Toscana

Oltre 23mila euro per il pulmino dell’Istituto Santa Elisabetta

La dodicesima edizione di 'Artigiani per la vita' ha registrato un incasso record per l'istituto dove sono accolti minori in difficoltà.

Grosseto. Il sogno di acquistare un nuovo pulmino per i minori accolti all’Istituto Santa Elisabetta sta per diventare realtà, grazie alla generosità di tanti sponsor e sostenitori che hanno partecipato alla dodicesima edizione dell’iniziativa di raccolta fondi “Artigiani per la vita”, promossa annualmente da Cna Grosseto.

Con un eccezionale incasso di 23.700 euro, la manifestazione ha raggiunto il più alto risultato di sempre per l’associazione. Daniela Morosini, vicepresidente di Cna Grosseto e ideatrice dell’evento, ha dichiarato: “Un’emozione forte che ci ripaga dell’impegno profuso. Sono felicissima, perché conosco l’istituto e la comunità educativa ‘Santa Elisabetta’ e so quanto sia importante il nuovo mezzo che potranno acquistare.”

Obiettivi e Beneficiari

Davide Pecci, responsabile sindacale di Cna Grosseto e co-organizzatore, ha aggiunto che questo mezzo migliorerà la vita quotidiana dei bambini e dei ragazzi accolti, creando maggiori occasioni di socializzazione e svago. La serata si è svolta presso la Cava di Roselle e ha visto la partecipazione di oltre 500 commensali, per i quali artigiani e dipendenti di Cna hanno preparato un menù speciale, ricco di sapori locali.

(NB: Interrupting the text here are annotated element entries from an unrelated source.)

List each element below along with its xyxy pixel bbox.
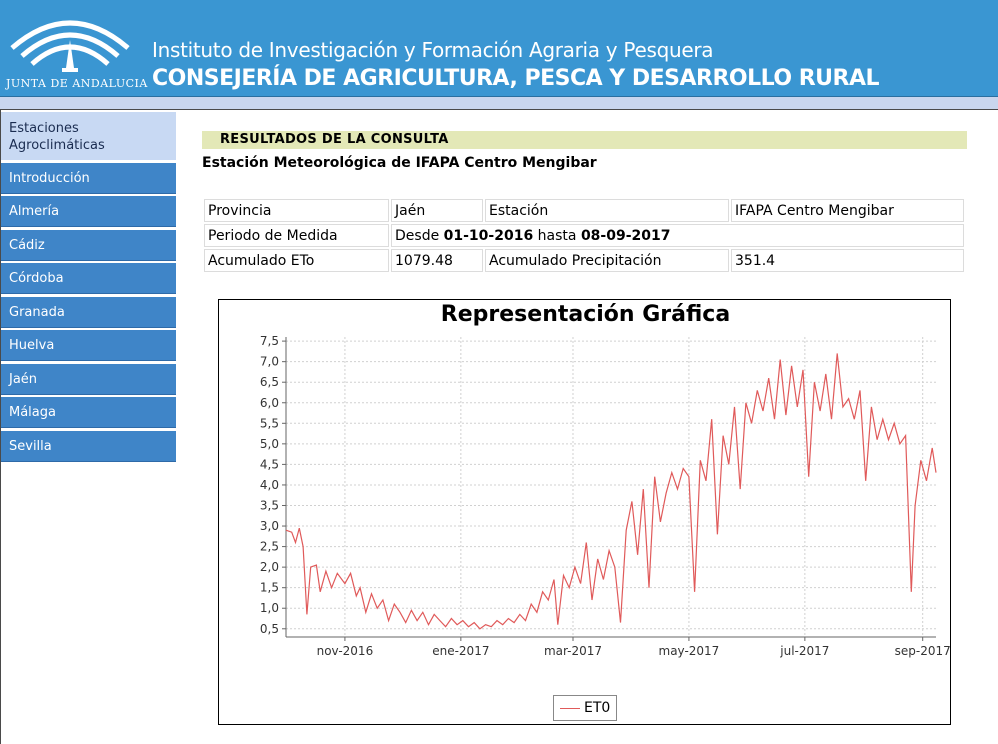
table-row: Periodo de Medida Desde 01-10-2016 hasta…	[204, 224, 964, 247]
legend-label: ET0	[584, 700, 611, 716]
station-title: Estación Meteorológica de IFAPA Centro M…	[202, 155, 597, 171]
sidebar-item-huelva[interactable]: Huelva	[1, 330, 176, 361]
institute-title: Instituto de Investigación y Formación A…	[152, 38, 714, 62]
y-tick-label: 3,0	[260, 519, 279, 533]
legend-swatch	[560, 708, 580, 709]
y-tick-label: 6,5	[260, 375, 279, 389]
x-tick-label: sep-2017	[895, 644, 951, 658]
x-tick-label: mar-2017	[544, 644, 602, 658]
sidebar-nav: Estaciones Agroclimáticas Introducción A…	[1, 112, 177, 464]
station-info-table: Provincia Jaén Estación IFAPA Centro Men…	[202, 197, 966, 274]
logo-text: JUNTA DE ANDALUCIA	[6, 77, 148, 90]
x-tick-label: nov-2016	[317, 644, 374, 658]
periodo-end: 08-09-2017	[580, 227, 671, 244]
sidebar-item-estaciones-agroclimaticas[interactable]: Estaciones Agroclimáticas	[1, 112, 176, 160]
x-tick-label: jul-2017	[779, 644, 829, 658]
junta-andalucia-logo[interactable]	[4, 6, 136, 94]
y-tick-label: 2,0	[260, 560, 279, 574]
x-tick-label: may-2017	[659, 644, 720, 658]
sidebar-item-jaen[interactable]: Jaén	[1, 363, 176, 395]
y-tick-label: 0,5	[260, 622, 279, 636]
chart-title: Representación Gráfica	[440, 302, 731, 327]
y-tick-label: 7,0	[260, 355, 279, 369]
periodo-label: Periodo de Medida	[204, 224, 389, 247]
chart-legend: ET0	[553, 695, 617, 721]
chart-plot: 0,5 1,0 1,5 2,0 2,5 3,0 3,5 4,0 4,5 5,0 5,5 6,0 6,5 7…	[260, 334, 951, 658]
y-tick-label: 7,5	[260, 334, 279, 348]
site-header: JUNTA DE ANDALUCIA Instituto de Investig…	[0, 0, 998, 97]
y-tick-label: 2,5	[260, 540, 279, 554]
sidebar-item-cordoba[interactable]: Córdoba	[1, 263, 176, 294]
header-divider	[0, 97, 998, 109]
provincia-value: Jaén	[391, 199, 483, 222]
periodo-hasta: hasta	[537, 227, 577, 244]
y-tick-label: 6,0	[260, 396, 279, 410]
y-tick-label: 3,5	[260, 498, 279, 512]
sidebar-item-sevilla[interactable]: Sevilla	[1, 430, 176, 462]
table-row: Provincia Jaén Estación IFAPA Centro Men…	[204, 199, 964, 222]
precip-value: 351.4	[731, 249, 964, 272]
ministry-title: CONSEJERÍA DE AGRICULTURA, PESCA Y DESAR…	[152, 66, 880, 91]
sidebar-item-cadiz[interactable]: Cádiz	[1, 229, 176, 261]
periodo-value: Desde 01-10-2016 hasta 08-09-2017	[391, 224, 964, 247]
estacion-value: IFAPA Centro Mengibar	[731, 199, 964, 222]
estacion-label: Estación	[485, 199, 729, 222]
y-tick-label: 5,0	[260, 437, 279, 451]
y-tick-label: 4,5	[260, 457, 279, 471]
y-tick-label: 5,5	[260, 416, 279, 430]
periodo-desde: Desde	[395, 227, 440, 244]
eto-chart: Representación Gráfica 0,5 1,0 1,5 2,0 2,5 3,…	[218, 299, 951, 725]
sidebar-item-granada[interactable]: Granada	[1, 296, 176, 328]
eto-label: Acumulado ETo	[204, 249, 389, 272]
eto-value: 1079.48	[391, 249, 483, 272]
results-heading: RESULTADOS DE LA CONSULTA	[202, 131, 967, 149]
sidebar-item-malaga[interactable]: Málaga	[1, 397, 176, 428]
y-tick-label: 1,5	[260, 581, 279, 595]
sidebar-item-almeria[interactable]: Almería	[1, 196, 176, 227]
precip-label: Acumulado Precipitación	[485, 249, 729, 272]
periodo-start: 01-10-2016	[443, 227, 534, 244]
table-row: Acumulado ETo 1079.48 Acumulado Precipit…	[204, 249, 964, 272]
series-line-et0	[285, 353, 937, 630]
provincia-label: Provincia	[204, 199, 389, 222]
y-tick-label: 4,0	[260, 478, 279, 492]
y-tick-label: 1,0	[260, 601, 279, 615]
sidebar-item-introduccion[interactable]: Introducción	[1, 162, 176, 194]
x-tick-label: ene-2017	[432, 644, 489, 658]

Momenti di intrattenimento hanno animato l’evento, con esibizioni musicali da parte di artisti come Alessandro Golini al violino e Paolo Battistini alla chitarra. In aggiunta, l’attrice e cantante Katia Fini ha presentato un monologo originale, arricchendo l’atmosfera di calore e coinvolgimento.

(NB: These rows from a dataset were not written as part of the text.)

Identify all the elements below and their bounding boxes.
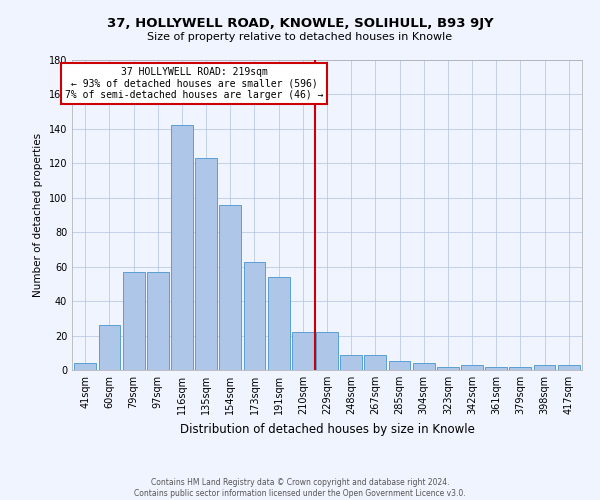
Bar: [292, 332, 314, 370]
Bar: [147, 272, 169, 370]
Bar: [413, 363, 434, 370]
Text: 37, HOLLYWELL ROAD, KNOWLE, SOLIHULL, B93 9JY: 37, HOLLYWELL ROAD, KNOWLE, SOLIHULL, B9…: [107, 18, 493, 30]
Bar: [340, 354, 362, 370]
Text: Size of property relative to detached houses in Knowle: Size of property relative to detached ho…: [148, 32, 452, 42]
Bar: [558, 365, 580, 370]
Bar: [316, 332, 338, 370]
Y-axis label: Number of detached properties: Number of detached properties: [33, 133, 43, 297]
X-axis label: Distribution of detached houses by size in Knowle: Distribution of detached houses by size …: [179, 422, 475, 436]
Bar: [461, 365, 483, 370]
Text: 37 HOLLYWELL ROAD: 219sqm
← 93% of detached houses are smaller (596)
7% of semi-: 37 HOLLYWELL ROAD: 219sqm ← 93% of detac…: [65, 67, 323, 100]
Bar: [244, 262, 265, 370]
Bar: [268, 277, 290, 370]
Bar: [533, 365, 556, 370]
Bar: [364, 354, 386, 370]
Bar: [220, 204, 241, 370]
Bar: [123, 272, 145, 370]
Bar: [171, 126, 193, 370]
Bar: [509, 366, 531, 370]
Text: Contains HM Land Registry data © Crown copyright and database right 2024.
Contai: Contains HM Land Registry data © Crown c…: [134, 478, 466, 498]
Bar: [74, 363, 96, 370]
Bar: [389, 362, 410, 370]
Bar: [98, 325, 121, 370]
Bar: [485, 366, 507, 370]
Bar: [437, 366, 459, 370]
Bar: [195, 158, 217, 370]
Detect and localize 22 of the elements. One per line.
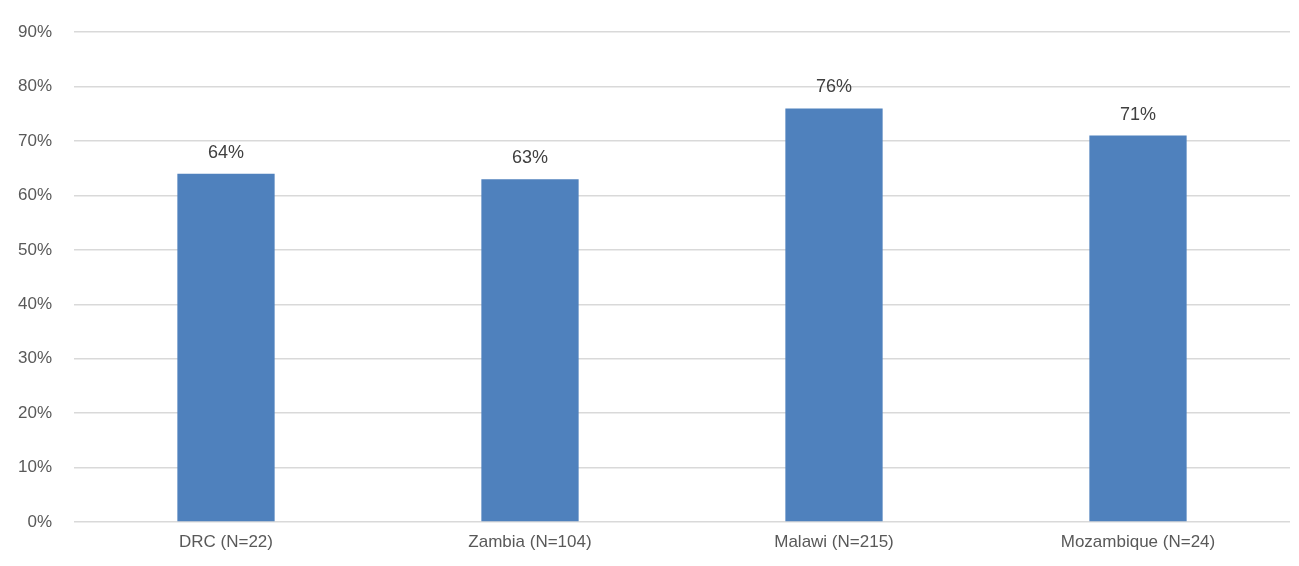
x-tick-label: Mozambique (N=24) bbox=[1060, 531, 1216, 551]
bar bbox=[785, 108, 883, 522]
y-tick-label: 80% bbox=[17, 76, 52, 96]
data-label: 63% bbox=[511, 147, 549, 168]
x-tick-label: Malawi (N=215) bbox=[774, 531, 894, 551]
y-tick-label: 50% bbox=[17, 239, 52, 259]
y-tick-label: 40% bbox=[17, 294, 52, 313]
bar bbox=[481, 179, 579, 522]
x-tick-label: DRC (N=22) bbox=[179, 531, 273, 551]
x-tick-label: Zambia (N=104) bbox=[468, 531, 592, 551]
y-tick-label: 60% bbox=[17, 185, 52, 205]
y-tick-label: 10% bbox=[17, 457, 52, 477]
y-tick-label: 90% bbox=[17, 21, 52, 41]
data-label: 76% bbox=[815, 76, 853, 97]
y-tick-label: 20% bbox=[17, 402, 52, 422]
bar bbox=[1089, 135, 1187, 522]
data-label: 71% bbox=[1119, 103, 1157, 124]
bar bbox=[177, 173, 275, 522]
data-label: 64% bbox=[207, 141, 245, 162]
y-tick-label: 30% bbox=[17, 348, 52, 368]
y-tick-label: 0% bbox=[27, 511, 52, 531]
y-tick-label: 70% bbox=[17, 130, 52, 150]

I Sostenitori e la Comunità Educativa

A rendere possibile l’evento è stata anche la collaborazione di vari sponsor, che hanno fornito materie prime, attrezzature e donazioni. Tra essi vi sono Cna nazionale, Cna Toscana, Artigiancredito e molti altri, a dimostrazione di una rete di solidarietà che ha risposto all’appello in modo generoso.

L’Istituto Santa Elisabetta, gestito dalle Suore francescane, accoglie minori in difficoltà, con un attuale totale di 9 ragazzi di età compresa tra 13 mesi e 16 anni, insieme a due madri con i loro bambini. Grazie a un progetto educativo personalizzato, la comunità offre opportunità sociali, educative, sportive e relazionali, promuovendo l’integrazione dei minori nel sistema locale.